Но Леонтьев, изворотливый, умевший при случае и соврать — по трусости или для выгоды, — тут не обманул: в тот день, когда государь учинял неповинному слуге своему, Трепову, разное, когда превосходительства обменивались депешами, а именно 27 июня, Совет решил с 1 июля стачку прекратить, установив явочным порядком сокращенный рабочий день. Даже мизерного пособия — 15 копеек в день на каждого нуждающегося — больше Совет платить не мог: в кассе оставалось 180 рублей.
1 июля была пятница. Проработали недолго — отвыкли за пятьдесят с лишним дней. Да и на фабриках разлад. Владельцы отсиживались в Москве, управляющие получали от них только самые «общие» распоряжения, действовали нерешительно, а иные просто боялись выходить к рабочим. Производство разладилось. Кое-где не хватало сырья. Местами нарушалась подача воды. Словом, работа шла через пень-колоду, а большинство фабрик и часть заводов по-прежнему стояли.
После обеда привычно потянулись на Талку, не поодиночке, не стайками, а большими, в сотни человек, группами. Афанасьев и Балашов были в Костроме на конференции Северного комитета, Фрунзе, вернувшись из Шуи, захворал, трясла лихорадка. Андрей помчался к речке вместе с Матреной Сарментовой.
Поляну запрудили, как в лучшие времена, в разгар стачки. Верткий, почти всегда оживленный Дунаев ликовал: сами собрались, никто не звал, не пропало даром наше агитаторство.
— Чему радуешься? — неожиданно для Евлампия вспылил Бубнов. — Авантюра это, не можем дольше бастовать, люди с голоду мрут.
Теперь не то, что в первые дни забастовки, Бубнова знали хорошо, встретили одобрительно. Однако, едва начав говорить, он увидел на лицах удивление: ведь говорил он сегодня совсем не то, что прежде, на государя императора не замахивался и про общую свободу не втолковывал, а убеждал стачку закончить, и всем вместе, но так, чтобы предприниматели не вообразили, будто отказались рабочие от своих требований. Если попробуют нажимать — не подчиняться. Продолжительность рабочего дня на каждом предприятии устанавливать самим. За время забастовки пускай уплатят. Мастеров и конторщиков, которые над рабочими издеваются, — вон за ворота.

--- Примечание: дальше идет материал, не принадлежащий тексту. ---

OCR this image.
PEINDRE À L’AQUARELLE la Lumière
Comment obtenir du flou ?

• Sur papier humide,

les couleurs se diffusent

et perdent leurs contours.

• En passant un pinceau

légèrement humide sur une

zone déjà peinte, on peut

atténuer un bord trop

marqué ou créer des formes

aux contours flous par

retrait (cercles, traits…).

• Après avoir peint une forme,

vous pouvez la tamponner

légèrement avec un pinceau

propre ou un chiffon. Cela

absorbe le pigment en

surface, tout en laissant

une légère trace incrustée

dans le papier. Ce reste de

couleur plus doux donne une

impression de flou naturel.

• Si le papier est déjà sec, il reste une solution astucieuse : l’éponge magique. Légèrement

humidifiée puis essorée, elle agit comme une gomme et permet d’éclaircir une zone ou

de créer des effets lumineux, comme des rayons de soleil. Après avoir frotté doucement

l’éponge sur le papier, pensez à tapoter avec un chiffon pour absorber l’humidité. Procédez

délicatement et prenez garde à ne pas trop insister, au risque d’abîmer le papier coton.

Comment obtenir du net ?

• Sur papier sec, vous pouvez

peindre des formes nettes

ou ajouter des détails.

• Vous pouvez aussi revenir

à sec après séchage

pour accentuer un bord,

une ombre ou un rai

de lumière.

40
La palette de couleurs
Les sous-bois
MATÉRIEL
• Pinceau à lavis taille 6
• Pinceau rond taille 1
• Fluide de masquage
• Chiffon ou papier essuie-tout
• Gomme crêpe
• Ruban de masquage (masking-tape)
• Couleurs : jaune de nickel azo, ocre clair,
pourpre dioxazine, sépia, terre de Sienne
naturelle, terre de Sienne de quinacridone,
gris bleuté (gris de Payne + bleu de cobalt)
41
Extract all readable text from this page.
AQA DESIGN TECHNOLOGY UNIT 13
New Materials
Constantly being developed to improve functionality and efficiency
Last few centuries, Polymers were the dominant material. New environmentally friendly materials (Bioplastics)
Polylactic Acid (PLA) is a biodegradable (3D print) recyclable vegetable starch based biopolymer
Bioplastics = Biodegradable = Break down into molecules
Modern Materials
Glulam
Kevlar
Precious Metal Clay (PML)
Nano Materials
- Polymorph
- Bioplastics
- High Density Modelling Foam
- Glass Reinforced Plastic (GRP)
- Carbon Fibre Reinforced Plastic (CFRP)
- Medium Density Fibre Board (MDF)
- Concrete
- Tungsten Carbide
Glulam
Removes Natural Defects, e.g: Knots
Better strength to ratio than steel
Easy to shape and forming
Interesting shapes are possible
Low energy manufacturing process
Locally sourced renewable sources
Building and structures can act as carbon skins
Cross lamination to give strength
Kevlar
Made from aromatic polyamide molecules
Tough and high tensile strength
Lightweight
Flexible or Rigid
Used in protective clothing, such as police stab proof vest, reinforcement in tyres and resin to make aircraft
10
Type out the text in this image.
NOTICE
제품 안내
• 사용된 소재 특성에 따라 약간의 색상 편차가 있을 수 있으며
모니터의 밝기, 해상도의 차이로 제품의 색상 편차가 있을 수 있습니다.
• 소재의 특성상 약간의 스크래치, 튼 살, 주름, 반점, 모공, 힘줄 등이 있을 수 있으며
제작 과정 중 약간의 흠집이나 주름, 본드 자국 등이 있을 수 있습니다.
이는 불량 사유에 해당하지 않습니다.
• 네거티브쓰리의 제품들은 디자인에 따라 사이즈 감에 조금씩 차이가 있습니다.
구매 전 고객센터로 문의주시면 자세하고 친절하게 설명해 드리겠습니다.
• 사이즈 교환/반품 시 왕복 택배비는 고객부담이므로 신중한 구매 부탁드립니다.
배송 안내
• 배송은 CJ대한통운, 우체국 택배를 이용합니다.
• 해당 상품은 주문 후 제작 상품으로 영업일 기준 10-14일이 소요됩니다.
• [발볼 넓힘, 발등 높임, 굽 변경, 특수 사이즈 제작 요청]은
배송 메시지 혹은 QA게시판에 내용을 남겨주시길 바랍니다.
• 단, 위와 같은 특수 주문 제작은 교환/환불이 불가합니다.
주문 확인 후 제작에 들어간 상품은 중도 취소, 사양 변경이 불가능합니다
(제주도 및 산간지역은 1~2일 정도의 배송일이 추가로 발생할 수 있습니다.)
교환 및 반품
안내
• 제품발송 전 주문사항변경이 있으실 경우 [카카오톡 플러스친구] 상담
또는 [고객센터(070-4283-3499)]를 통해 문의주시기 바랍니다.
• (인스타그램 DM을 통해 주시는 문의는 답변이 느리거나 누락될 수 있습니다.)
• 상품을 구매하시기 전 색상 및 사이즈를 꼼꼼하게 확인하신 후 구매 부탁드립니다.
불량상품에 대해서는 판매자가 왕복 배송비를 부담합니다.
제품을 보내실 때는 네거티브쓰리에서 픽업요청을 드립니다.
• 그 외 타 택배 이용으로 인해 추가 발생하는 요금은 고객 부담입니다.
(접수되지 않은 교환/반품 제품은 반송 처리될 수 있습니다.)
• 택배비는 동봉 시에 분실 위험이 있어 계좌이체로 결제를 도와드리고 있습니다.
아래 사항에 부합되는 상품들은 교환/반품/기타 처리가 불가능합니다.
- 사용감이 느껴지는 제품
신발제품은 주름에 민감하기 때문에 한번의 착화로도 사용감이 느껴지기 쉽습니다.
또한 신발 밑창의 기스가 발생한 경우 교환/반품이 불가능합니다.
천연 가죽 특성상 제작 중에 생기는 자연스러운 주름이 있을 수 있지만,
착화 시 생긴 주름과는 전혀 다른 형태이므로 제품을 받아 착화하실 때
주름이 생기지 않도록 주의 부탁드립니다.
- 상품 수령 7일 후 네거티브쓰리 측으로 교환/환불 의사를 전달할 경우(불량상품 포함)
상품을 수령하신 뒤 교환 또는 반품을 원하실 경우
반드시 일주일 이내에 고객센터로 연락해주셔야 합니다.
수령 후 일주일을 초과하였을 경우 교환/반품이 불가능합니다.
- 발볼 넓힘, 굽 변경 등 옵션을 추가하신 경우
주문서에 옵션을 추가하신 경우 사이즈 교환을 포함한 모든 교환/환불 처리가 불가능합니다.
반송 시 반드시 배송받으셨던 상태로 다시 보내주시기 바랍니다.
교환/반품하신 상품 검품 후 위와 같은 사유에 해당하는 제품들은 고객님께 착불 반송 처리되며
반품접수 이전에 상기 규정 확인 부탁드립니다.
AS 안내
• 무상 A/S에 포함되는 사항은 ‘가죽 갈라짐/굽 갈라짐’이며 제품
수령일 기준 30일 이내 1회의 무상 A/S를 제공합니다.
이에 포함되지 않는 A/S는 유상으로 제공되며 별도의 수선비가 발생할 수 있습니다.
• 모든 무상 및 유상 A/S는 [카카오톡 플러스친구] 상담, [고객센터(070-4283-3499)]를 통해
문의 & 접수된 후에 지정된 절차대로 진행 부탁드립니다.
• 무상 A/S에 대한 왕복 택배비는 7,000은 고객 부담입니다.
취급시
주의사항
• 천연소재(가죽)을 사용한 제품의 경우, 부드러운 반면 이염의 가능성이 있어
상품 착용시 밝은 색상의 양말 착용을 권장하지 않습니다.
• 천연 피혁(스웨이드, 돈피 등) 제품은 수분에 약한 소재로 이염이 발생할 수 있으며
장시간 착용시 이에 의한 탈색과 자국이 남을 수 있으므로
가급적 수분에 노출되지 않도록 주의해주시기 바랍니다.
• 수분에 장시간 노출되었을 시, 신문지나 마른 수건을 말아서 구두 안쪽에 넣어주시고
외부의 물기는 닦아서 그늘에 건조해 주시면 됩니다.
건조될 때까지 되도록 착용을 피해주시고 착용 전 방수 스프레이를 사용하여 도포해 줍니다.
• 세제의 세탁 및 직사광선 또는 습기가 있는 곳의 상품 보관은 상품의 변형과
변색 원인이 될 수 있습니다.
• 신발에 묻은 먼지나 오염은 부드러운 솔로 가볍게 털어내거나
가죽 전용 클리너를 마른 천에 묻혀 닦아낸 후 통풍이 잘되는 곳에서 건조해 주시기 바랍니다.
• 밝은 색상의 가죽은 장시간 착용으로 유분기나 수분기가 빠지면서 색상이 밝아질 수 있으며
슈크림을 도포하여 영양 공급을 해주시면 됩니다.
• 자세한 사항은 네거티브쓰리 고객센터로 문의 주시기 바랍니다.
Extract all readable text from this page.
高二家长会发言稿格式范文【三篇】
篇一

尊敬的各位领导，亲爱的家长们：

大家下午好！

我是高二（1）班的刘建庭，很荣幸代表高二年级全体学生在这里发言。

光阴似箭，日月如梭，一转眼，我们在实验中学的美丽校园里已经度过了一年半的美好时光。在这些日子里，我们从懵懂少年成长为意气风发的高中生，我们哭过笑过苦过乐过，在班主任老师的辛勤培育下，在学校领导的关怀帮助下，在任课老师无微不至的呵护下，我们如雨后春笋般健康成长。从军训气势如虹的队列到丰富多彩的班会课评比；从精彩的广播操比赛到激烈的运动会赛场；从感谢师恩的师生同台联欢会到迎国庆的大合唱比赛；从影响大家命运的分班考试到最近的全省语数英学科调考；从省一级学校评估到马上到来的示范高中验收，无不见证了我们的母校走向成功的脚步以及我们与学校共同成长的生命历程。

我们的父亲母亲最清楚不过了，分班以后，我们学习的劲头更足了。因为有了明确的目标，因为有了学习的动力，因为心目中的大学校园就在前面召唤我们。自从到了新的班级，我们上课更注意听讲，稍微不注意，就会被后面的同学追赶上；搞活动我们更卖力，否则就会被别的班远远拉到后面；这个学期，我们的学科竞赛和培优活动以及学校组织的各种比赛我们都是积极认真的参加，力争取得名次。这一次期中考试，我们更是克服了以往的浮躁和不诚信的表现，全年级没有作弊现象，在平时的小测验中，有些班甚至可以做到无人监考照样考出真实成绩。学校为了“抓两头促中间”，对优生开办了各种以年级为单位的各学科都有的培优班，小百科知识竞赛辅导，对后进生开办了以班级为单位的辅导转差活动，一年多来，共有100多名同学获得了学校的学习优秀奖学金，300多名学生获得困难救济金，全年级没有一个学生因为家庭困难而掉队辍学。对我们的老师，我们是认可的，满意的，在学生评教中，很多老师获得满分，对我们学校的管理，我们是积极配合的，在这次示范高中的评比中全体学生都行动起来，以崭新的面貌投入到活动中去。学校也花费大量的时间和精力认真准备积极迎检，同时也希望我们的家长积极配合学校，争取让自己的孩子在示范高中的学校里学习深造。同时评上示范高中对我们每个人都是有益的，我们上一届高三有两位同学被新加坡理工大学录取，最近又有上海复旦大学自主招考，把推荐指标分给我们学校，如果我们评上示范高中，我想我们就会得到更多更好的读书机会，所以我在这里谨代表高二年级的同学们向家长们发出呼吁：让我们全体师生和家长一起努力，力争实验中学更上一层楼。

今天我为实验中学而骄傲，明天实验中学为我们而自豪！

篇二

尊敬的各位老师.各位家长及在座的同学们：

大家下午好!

Убедил. Поверили. На следующий день работали на всех сорока пяти предприятиях. На требование начальника губернского жандармского управления арестовать активных агитаторов и депутатов Шлегель ответил: «Не представляется возможным». Казалось, налаживалась нормальная жизнь.
И это Андрея совсем не радовало. Забастовка, думал он, прошла вхолостую, сохранился прежний порядок. Уступили, да и то некрупно, Грязнов и Щапов, эти «штрейкбрехеры среди фабрикантов», как он их прозвал. Помитинговали, поголодали, поморили детишек, прибавилось калек, — и вернулись «к нашим баранам». Какой смысл тогда, какой? И сражались как бы в одиночку. Да, поддержали шуйцы, кохминцы, тейковцы, да, побуновали в уезде крестьяне, да, прислали денег питерцы и москвичи. Но забастовка в конечном счете оказалась ограниченной, местной, здешней, и потому не могла она привести к радикальным результатам, не могла. И сколько понаделали ошибок, сколько пришлось тратить времени на разъяснение очевидных истин — неграмотен, темен еще народ, — сколько было споров среди большевиков! И вернулось все на круги своя, и воцарилось спокойствие в граде сем.